SAÚDE QUE SE VÊ

Interna que denunciou más práticas cirúrgicas em Faro participou em mais de 180 cirurgias

LUSA
21-10-2025 18:59h

A médica interna que denunciou más práticas no Hospital de Faro disse hoje em tribunal que nos primeiros três meses de internato participou em mais de 180 cirurgias, na sua maioria como ajudante, mas também como cirurgiã principal.

Diana Pereira, que hoje prestou declarações de parte no âmbito do processo cível que corre termos no Tribunal de Faro, está a ser julgada por difamação depois de ter denunciado 11 casos de alegadas más práticas cirúrgicas no Hospital de Faro, em 2023.

Em tribunal, a médica relatou que, além de muitas pequenas intervenções, em apenas um mês um meio de formação fez nove apendicectomias laparoscópicas (remoção do apêndice com técnica cirúrgica minimamente invasiva), inclusivamente em crianças e como cirurgiã principal, quase sempre acompanhada do seu orientador, Pedro Henriques.

“Foi em Portimão [hospital para onde foi transferida depois de ter pedido suspensão de funções em Faro] que comecei a notar que me faltavam básicos que me deviam ter ensinado primeiro, muito antes de ter realizado cirurgias laparoscópicas”, referiu.

Diana Pereira descreveu que se sentia “nervosa e com medo” de não conseguir executar bem determinados passos das cirurgias, queixando-se da responsabilidade que tinha em tão pouco tempo de formação, o que acabou por levá-la a pedir que lhe fosse atribuído um novo orientador.
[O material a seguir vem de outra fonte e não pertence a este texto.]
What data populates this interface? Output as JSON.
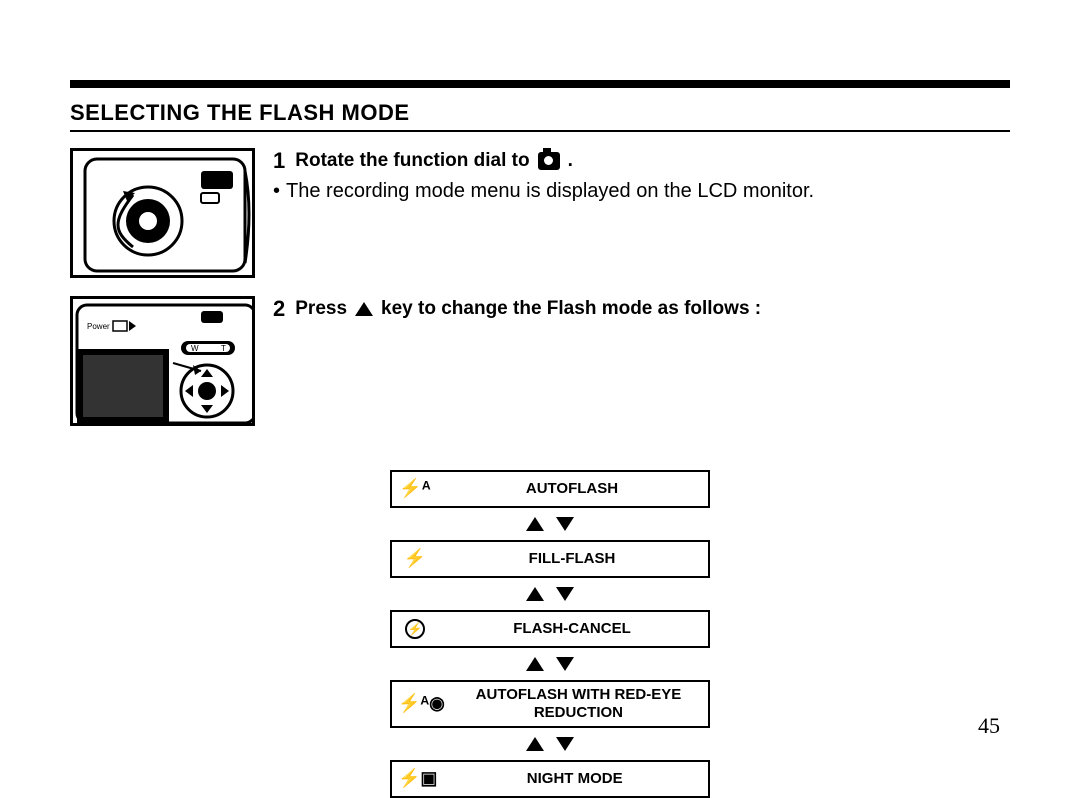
{
  "section_title": "SELECTING THE FLASH MODE",
  "step1": {
    "num": "1",
    "text": "Rotate the function dial to",
    "period": ".",
    "bullet_dot": "•",
    "bullet": "The recording mode menu is displayed on the LCD monitor."
  },
  "step2": {
    "num": "2",
    "text_before": "Press",
    "text_after": "key to change the Flash mode as follows :"
  },
  "modes": {
    "m1": {
      "icon": "flash-auto-icon",
      "glyph": "⚡ᴬ",
      "label": "AUTOFLASH"
    },
    "m2": {
      "icon": "flash-icon",
      "glyph": "⚡",
      "label": "FILL-FLASH"
    },
    "m3": {
      "icon": "flash-cancel-icon",
      "glyph": "⦸",
      "label": "FLASH-CANCEL"
    },
    "m4": {
      "icon": "flash-redeye-icon",
      "glyph": "⚡ᴬ◉",
      "label_line1": "AUTOFLASH WITH RED-EYE",
      "label_line2": "REDUCTION"
    },
    "m5": {
      "icon": "flash-night-icon",
      "glyph": "⚡▣",
      "label": "NIGHT MODE"
    }
  },
  "page_number": "45",
  "illustrations": {
    "illus1_alt": "Camera top with function dial set to camera mode",
    "illus2_alt": "Camera back with control pad and up key highlighted",
    "power_label": "Power",
    "zoom_w": "W",
    "zoom_t": "T"
  }
}
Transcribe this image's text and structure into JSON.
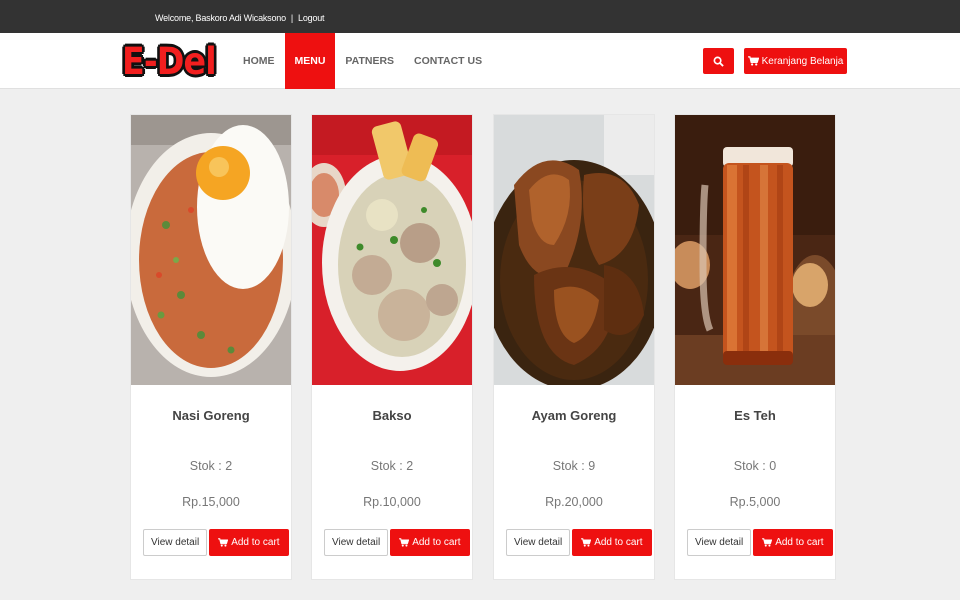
{
  "topbar": {
    "welcome_text": "Welcome, Baskoro Adi Wicaksono",
    "separator": "|",
    "logout_label": "Logout"
  },
  "brand": {
    "logo_text": "E-Del"
  },
  "nav": {
    "items": [
      {
        "label": "HOME",
        "active": false
      },
      {
        "label": "MENU",
        "active": true
      },
      {
        "label": "PATNERS",
        "active": false
      },
      {
        "label": "CONTACT US",
        "active": false
      }
    ]
  },
  "header_actions": {
    "search_icon": "search-icon",
    "cart_label": "Keranjang Belanja",
    "cart_icon": "shopping-cart-icon"
  },
  "colors": {
    "accent": "#ee1010",
    "topbar": "#333333",
    "page_bg": "#efefef"
  },
  "products": [
    {
      "name": "Nasi Goreng",
      "stock": "Stok : 2",
      "price": "Rp.15,000",
      "detail_label": "View detail",
      "add_label": "Add to cart"
    },
    {
      "name": "Bakso",
      "stock": "Stok : 2",
      "price": "Rp.10,000",
      "detail_label": "View detail",
      "add_label": "Add to cart"
    },
    {
      "name": "Ayam Goreng",
      "stock": "Stok : 9",
      "price": "Rp.20,000",
      "detail_label": "View detail",
      "add_label": "Add to cart"
    },
    {
      "name": "Es Teh",
      "stock": "Stok : 0",
      "price": "Rp.5,000",
      "detail_label": "View detail",
      "add_label": "Add to cart"
    }
  ]
}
A médica afirmou ter começado a colocar em causa a competência de Pedro Henriques como orientador logo nas primeiras semanas de internato, quando o que via acontecer no bloco operatório não correspondia aos vídeos educativos que visualizava quando se preparava para as cirurgias.

A ré assumiu em tribunal ter chegado a um ponto de “exaustão” depois de ter assistido a vários casos de alegadas más práticas por parte deste, sentindo que não podia continuar a “compactuar” com aquelas situações, pois isso fazia de si cúmplice, tendo acabado por fazer uma queixa à Polícia Judiciária.

Também ouvido em tribunal, o cirurgião Manuel Parreira, que fazia parte da equipa de Diana Pereira, descreveu Pedro Henriques, que fora seu interno, como um médico que “necessitava de apoio de uma pessoa mais diferenciada quando havia intervenções mais complicadas”.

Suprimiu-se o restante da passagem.